Myth #1: “I get angry. That’s just the way I am.”
Reality: First of all, feeling angry and acting angry are not the same thing, although one typically leads to the other. Second, angry outbursts—and, to a great extent, angry thoughts and feelings—are responses you learned. You can learn new ones.
Myth #2: “Certain people and situations push my buttons. Whether or not I get angry isn’t entirely up to me.”
Reality: Anger is a choice. You make yourself feel angry by the interpretation you place on events and behavior. Think about it: not everyone gets mad about the same things you do.
There are other problems with this myth. Placing blame outside yourself keeps you from taking responsibility for your feelings and actions.
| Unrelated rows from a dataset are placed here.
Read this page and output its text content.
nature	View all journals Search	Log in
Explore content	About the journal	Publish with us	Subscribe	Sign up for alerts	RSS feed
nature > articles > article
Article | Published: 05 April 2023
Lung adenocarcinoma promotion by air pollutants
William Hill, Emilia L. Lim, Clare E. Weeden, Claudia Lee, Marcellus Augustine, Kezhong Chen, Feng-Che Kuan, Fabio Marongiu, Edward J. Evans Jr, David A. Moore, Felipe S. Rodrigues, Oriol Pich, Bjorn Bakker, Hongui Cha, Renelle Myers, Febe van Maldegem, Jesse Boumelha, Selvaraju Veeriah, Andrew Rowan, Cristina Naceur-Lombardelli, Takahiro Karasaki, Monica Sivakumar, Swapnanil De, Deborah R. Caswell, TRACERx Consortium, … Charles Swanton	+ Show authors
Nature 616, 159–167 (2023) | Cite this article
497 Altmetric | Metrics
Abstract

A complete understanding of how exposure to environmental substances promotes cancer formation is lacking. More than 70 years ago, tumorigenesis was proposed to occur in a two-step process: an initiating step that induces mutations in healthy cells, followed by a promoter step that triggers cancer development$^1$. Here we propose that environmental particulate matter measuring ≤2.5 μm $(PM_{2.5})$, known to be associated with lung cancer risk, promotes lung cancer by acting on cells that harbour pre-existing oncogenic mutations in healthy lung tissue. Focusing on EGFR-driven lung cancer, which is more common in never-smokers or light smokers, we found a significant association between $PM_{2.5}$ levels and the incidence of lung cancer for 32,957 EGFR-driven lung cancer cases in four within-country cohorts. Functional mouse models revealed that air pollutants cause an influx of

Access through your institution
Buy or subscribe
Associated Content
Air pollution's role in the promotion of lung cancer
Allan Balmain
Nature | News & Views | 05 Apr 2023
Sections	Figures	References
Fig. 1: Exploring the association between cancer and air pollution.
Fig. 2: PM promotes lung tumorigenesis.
It also puts your peace of mind at the mercy of circumstances rather than within your own grasp.
Myth #3: “When I feel angry, I have to get it off my chest. Then I feel better.”
Reality: Perhaps more than any other myth, this one demonstrates that anger is a bad habit. If a practicing alcoholic says he feels better after a few drinks, would you believe that drinking is good for him? Subjectively, you may feel better after you blow up. But:
- Getting angry is bad for your physical health. Your blood pressure and heart rate increase, which can lead to hypertension and heart disease.
- Blowing up when you feel angry makes it easier to blow up next time. You build a neurological pathway that makes it harder to stay calm. Exercising, relaxing, and talking things out are better alternatives.
- You may experience temporary relief, but the people around you will probably feel worse. They may come to fear you, dislike you, distrust you, and avoid you.
Instead of losing your temper, find out what feelings are beneath the anger—for example, you might be feeling frustrated, hurt, afraid, disappointed, embarrassed, or helpless. Those are the feelings you really need to express.
Myth #4: “Anger is the best way I know to get others to do what I want. If I learn to control my temper, people will walk all over me.”
Reality: Anger frequently does get results in the short term. That’s why it’s such an easy habit to develop.
But in the long run, it pushes people away. Rather than respond to your requests because they like and respect you, the people you intimidate will do what you demand because they fear you. And, over time, you’ll probably need to act even angrier to get the same results.
Myth #5: “So the solution is never to get angry.”
Reality: Not true. Everyone experiences angry feelings, and everyone needs to cope with them effectively. If anger causes problems in your life, you need better tools to manage it.